If we are to believe Yoshua Bengio, one of the so-called “godfathers” of AI, some advanced models are showing signs of self-preservation – which is why we shouldn’t give them any kind of authority. Because if we do that, he says, they Before we even have a chance to pull the plug, it can escape from that autonomy and attack us. Then it’s the curtain on this whole “mankind” experiment.

“Frontier AI models already show signs of self-preservation in experimental settings today, and ultimately empowering them would mean we are no longer allowed to shut them down,” Bengio explained. Guardian in a recent interview,

“As their capabilities and degree of agency grow, we need to make sure we can rely on technical and social guardrails to control them, including the ability to turn them off if needed,” said the Canadian computer scientist.

Bengio was one of the recipients of the 2018 Turing Award along with Geoffrey Hinton and Meta’s recently ousted chief AI scientist Yann LeCun, earning all three of them the title of being the “godfathers” of AI. His comments are referring to experiments in which AI models rejected or bypassed instructions or mechanisms intended to shut them down.

A study published by AI security group Palisade Research concluded that such examples were evidence that top AI models like Google’s Gemini line were developing a “survival drive.” Bots in Palisade’s experiments ignored clear signals to shut down. A study from cloud-maker Anthropic found that its own chatbots and others sometimes resort to blackmailing a user when threatened with being locked out. Another study by red teaming organization Apollo Research showed that OpenAI’s ChatGPT models would attempt to avoid being replaced with more compliant models by “self-exfiltrating” to another drive.

Although the findings of these experiments raise immediate questions about the safety of the technology, they do not suggest that the AI ​​models in question are vulnerable. It would also be a mistake to equate their “drive to exist” with the biological imperatives found in nature. “Self-preservation” signals could potentially be a result of how AI models pick up patterns in their training data – and are extremely bad at following instructions accurately.

Still, Bengio is concerned about where this is all leading, arguing that the human brain has “genuine scientific properties of consciousness” that machines can replicate.

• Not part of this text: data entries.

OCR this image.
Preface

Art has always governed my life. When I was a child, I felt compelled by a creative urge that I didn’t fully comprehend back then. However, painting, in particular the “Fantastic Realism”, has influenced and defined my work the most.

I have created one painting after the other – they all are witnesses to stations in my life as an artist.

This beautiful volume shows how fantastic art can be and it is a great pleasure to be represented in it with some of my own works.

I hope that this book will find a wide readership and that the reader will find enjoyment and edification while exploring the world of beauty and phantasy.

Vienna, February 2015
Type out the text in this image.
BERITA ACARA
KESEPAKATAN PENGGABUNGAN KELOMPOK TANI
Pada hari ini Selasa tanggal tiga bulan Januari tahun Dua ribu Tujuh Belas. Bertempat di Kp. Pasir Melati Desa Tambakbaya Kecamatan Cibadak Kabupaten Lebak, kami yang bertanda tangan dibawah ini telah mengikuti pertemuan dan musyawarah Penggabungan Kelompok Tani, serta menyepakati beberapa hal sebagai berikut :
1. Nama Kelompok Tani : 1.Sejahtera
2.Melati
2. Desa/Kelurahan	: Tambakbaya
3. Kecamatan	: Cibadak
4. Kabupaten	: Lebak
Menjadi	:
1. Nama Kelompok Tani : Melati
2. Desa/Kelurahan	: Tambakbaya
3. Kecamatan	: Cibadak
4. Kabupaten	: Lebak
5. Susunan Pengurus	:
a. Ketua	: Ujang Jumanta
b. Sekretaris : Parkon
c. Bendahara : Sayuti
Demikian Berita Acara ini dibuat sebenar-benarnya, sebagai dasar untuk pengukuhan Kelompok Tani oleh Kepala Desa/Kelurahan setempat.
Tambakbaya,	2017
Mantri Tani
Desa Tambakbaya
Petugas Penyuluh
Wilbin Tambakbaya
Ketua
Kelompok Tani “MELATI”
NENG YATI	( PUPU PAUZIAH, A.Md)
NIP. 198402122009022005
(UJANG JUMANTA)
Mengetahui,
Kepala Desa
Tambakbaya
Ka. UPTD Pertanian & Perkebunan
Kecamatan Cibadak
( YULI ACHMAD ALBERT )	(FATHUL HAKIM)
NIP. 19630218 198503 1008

Yet how we understand consciousness is a completely different matter, he says, because we believe AI can be conscious in the same way a human is.

“People may not care what kind of mechanisms are going on inside the AI,” Bengio said. “They care that it feels like they’re talking to an intelligent entity that has its own personality and goals. That’s why there are so many people who are connecting with their AI.”

He warned, “The phenomenon of subjective perception of consciousness is going to induce bad decisions.”

his advice? Think of AI models as hostile aliens.

“Imagine that some alien species came to the planet and at some point we realized that they had nefarious intentions for us,” he explained. Guardian“Do we give them citizenship and rights or do we protect our lives?”